Blaine, Blake and Chuck noted my incredibly poor mathematics in my last and 
"final" message of a couple of days ago, so please consider this a 
correction. As Coloradans who´s mountaineering friends are very competitive 
about "altitude", they asked me to get my numbers right.

Base Camp on Huayna Potosi is at 4,700m (15,500´).  As noted, mice have no 
trouble breathing there.

Chuck made it to 5,970m (19,700´)- you can be sure he´s pushing for 6,000+m 
today on Sajama.

The mountain we all summited on, Charquini, is 5,395m (17,800´). I shorted 
everyone almost 600m on that one.  High is high to me and I´m only into the 
view, but that mistake was not taken lightly by my friends from Colorado.

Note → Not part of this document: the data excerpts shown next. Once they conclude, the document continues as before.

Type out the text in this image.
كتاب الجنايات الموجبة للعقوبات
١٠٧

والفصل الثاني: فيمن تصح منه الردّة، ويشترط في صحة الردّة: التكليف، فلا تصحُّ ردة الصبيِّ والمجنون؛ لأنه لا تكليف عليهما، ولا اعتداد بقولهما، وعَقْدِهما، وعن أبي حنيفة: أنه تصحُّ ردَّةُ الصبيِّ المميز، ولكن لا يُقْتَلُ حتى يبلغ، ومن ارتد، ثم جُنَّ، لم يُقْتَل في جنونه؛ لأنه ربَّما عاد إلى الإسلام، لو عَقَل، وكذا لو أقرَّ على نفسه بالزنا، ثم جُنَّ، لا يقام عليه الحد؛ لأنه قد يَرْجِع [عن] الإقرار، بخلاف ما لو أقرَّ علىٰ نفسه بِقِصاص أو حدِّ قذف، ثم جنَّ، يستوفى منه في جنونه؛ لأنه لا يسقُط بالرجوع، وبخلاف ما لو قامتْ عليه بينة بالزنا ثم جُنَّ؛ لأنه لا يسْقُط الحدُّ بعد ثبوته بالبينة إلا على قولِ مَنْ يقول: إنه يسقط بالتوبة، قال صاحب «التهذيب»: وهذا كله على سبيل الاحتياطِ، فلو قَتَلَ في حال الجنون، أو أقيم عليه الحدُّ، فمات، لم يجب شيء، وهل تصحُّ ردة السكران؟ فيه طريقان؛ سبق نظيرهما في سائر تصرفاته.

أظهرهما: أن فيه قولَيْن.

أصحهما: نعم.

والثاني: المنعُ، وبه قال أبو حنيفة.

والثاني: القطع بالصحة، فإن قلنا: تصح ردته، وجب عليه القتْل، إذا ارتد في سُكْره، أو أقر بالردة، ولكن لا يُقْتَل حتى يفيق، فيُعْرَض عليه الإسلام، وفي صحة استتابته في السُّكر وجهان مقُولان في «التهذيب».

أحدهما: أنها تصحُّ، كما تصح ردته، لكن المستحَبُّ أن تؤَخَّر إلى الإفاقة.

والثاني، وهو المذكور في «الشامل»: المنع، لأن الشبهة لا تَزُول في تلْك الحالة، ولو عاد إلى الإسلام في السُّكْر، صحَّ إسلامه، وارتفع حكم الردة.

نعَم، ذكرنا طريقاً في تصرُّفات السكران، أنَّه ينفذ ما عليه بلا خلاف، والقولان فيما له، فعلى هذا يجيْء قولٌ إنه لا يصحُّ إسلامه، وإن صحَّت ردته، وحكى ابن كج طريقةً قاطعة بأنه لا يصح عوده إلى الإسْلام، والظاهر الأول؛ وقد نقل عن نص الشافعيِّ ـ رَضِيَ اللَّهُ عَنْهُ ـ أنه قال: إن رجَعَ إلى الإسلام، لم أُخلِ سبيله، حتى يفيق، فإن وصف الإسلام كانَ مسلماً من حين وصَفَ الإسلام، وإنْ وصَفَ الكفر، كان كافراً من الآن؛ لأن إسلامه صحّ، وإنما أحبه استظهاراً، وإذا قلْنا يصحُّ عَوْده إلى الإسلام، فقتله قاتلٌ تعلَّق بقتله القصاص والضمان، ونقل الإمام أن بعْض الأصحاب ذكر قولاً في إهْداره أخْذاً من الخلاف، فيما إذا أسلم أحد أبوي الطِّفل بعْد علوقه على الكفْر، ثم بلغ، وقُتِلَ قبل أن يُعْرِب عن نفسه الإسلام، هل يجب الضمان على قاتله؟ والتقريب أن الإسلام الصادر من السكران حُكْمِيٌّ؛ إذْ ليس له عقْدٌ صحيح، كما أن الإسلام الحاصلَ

Today´s news is that Blaine suffered a touch of food poisoning from the 
"Steak Argentino" he had for dinner. Everyone here is now a little tired 
from all this meteorite hustling and mountain climbing. We´ve been here for 
three weeks. In my absence, another member has been added to fill out the 
ropes for the Volcan Sajama climb.  Stephan is a German living in Austin, 
Texas working for a software company. He competed in the Paris, London and 
Boston Marathon´s last year and ran a PR 2:42.  He just got here and he 
looks "fresh" enough to run to Peru. Good luck guys keeping up with him!

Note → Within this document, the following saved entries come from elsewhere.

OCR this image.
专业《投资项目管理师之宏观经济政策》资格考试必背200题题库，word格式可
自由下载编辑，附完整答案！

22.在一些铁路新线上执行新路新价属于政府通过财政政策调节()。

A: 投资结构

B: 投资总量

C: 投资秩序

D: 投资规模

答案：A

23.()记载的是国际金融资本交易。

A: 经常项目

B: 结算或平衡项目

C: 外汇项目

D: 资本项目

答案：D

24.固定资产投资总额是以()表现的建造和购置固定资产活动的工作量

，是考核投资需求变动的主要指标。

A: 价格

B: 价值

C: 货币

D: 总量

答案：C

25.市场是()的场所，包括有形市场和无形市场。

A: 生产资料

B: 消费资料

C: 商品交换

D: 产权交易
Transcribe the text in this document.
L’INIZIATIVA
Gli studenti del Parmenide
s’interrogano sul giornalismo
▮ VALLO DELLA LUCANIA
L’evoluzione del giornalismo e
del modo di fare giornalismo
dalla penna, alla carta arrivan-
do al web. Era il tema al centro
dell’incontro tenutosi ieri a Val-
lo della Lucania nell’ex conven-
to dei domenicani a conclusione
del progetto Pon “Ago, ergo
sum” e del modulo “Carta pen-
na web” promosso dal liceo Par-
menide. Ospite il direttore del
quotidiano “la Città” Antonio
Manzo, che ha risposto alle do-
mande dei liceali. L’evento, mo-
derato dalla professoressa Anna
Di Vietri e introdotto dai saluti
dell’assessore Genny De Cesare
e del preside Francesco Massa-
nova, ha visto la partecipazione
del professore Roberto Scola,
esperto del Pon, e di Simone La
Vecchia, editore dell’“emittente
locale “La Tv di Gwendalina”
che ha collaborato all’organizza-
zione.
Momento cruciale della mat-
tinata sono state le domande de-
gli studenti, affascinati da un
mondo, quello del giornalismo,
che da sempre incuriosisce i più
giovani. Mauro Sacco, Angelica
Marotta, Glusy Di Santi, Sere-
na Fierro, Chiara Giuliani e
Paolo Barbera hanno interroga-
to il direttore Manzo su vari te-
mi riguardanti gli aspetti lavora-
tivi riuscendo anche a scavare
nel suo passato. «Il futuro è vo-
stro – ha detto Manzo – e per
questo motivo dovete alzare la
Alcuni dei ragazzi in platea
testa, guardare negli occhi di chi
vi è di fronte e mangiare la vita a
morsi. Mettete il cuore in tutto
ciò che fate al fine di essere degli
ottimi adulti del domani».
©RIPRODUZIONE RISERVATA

There is more news on the meteorite front.  I located an artifacts dealer 
who claimed to have a weapon manufactured from a meteorite. He dates the 
star-shaped object at about circa 1000 and wants $120 for it.  Blaine 
examined it and gives it a 50-50 chance of actually being meteoric but none 
of us wants to buy it to cut it up.

One of the Aymara´s is selling a smallish Tiger pelt in the "Witch´s Market" 
for B120 ($20).

After Blaine, Blake´s and Chuck´s attempt on Sajama, the driver is supposed 
to be taking them four-wheeling across the dry lake beds west of Oruro in a 
search for a boulder-sized rock noted by a group of French Petro-scientists 
a couple of years ago.  They noted that a rock of that size had no business 
sitting where it does and one thought that it "must be a meteorite".

An ironic conclusion to our non-productive trip to Oruro of last week 
sorting through the rocks at the University´s mineral collection was that on 
the bus ride home, the on-board movie (yes, in Bolivia) was "Armeggedon". 
The road is so rough entering La Paz, that the driver shut down the VCR just 
before the dramatic conclusion.  I guess I´ll have to wait until the movie 
makes HBO to see if Bruce saves the world.

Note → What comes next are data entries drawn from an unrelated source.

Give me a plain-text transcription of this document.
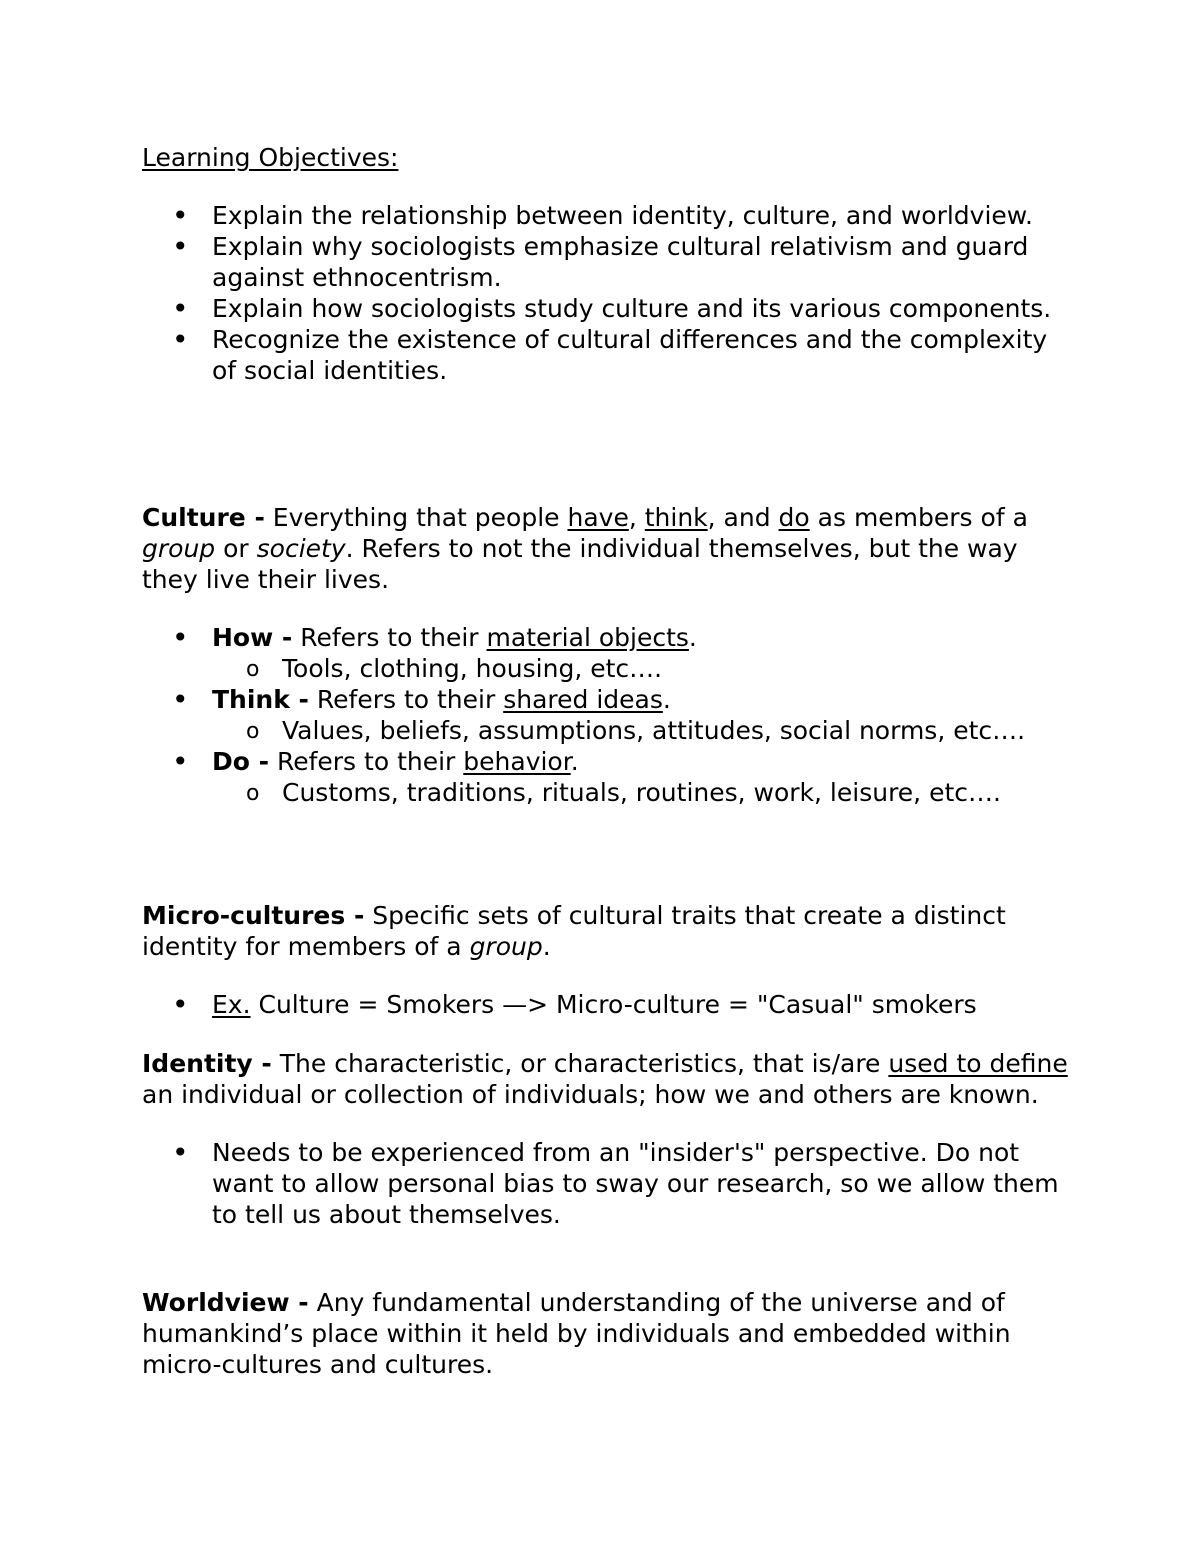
Learning Objectives:

• Explain the relationship between identity, culture, and worldview.
• Explain why sociologists emphasize cultural relativism and guard against ethnocentrism.
• Explain how sociologists study culture and its various components.
• Recognize the existence of cultural differences and the complexity of social identities.

Culture - Everything that people have, think, and do as members of a group or society. Refers to not the individual themselves, but the way they live their lives.

• How - Refers to their material objects.
o Tools, clothing, housing, etc….
• Think - Refers to their shared ideas.
o Values, beliefs, assumptions, attitudes, social norms, etc….
• Do - Refers to their behavior.
o Customs, traditions, rituals, routines, work, leisure, etc….

Micro-cultures - Specific sets of cultural traits that create a distinct identity for members of a group.

• Ex. Culture = Smokers —> Micro-culture = "Casual" smokers

Identity - The characteristic, or characteristics, that is/are used to define an individual or collection of individuals; how we and others are known.

• Needs to be experienced from an "insider's" perspective. Do not want to allow personal bias to sway our research, so we allow them to tell us about themselves.

Worldview - Any fundamental understanding of the universe and of humankind’s place within it held by individuals and embedded within micro-cultures and cultures.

Saturday is La Paz´s biggest fiesta day of the year, "The Grand Poder" with 
the entire city shut down to observe a Mardi-Gras type celebration. Great 
photo ops.

Boliviano´s must be some of the toughest people in the world. Reviewing the 
literature I have and having lived the adventure, I note that they call 7 - 
12 mile hikes at altitude, uphill "easy".

Sunday, I´ve hired a driver to take me into the Condiriri amphi-theater of 
13 snow covered peaks ranging from 4,500 - 5,400m for some last day 
trekking. A lot of people consider this area one of the world´s most 
beautiful. I´m going to miss being high.

We leave for Miami via Santa Cruz Tuesday at 5AM.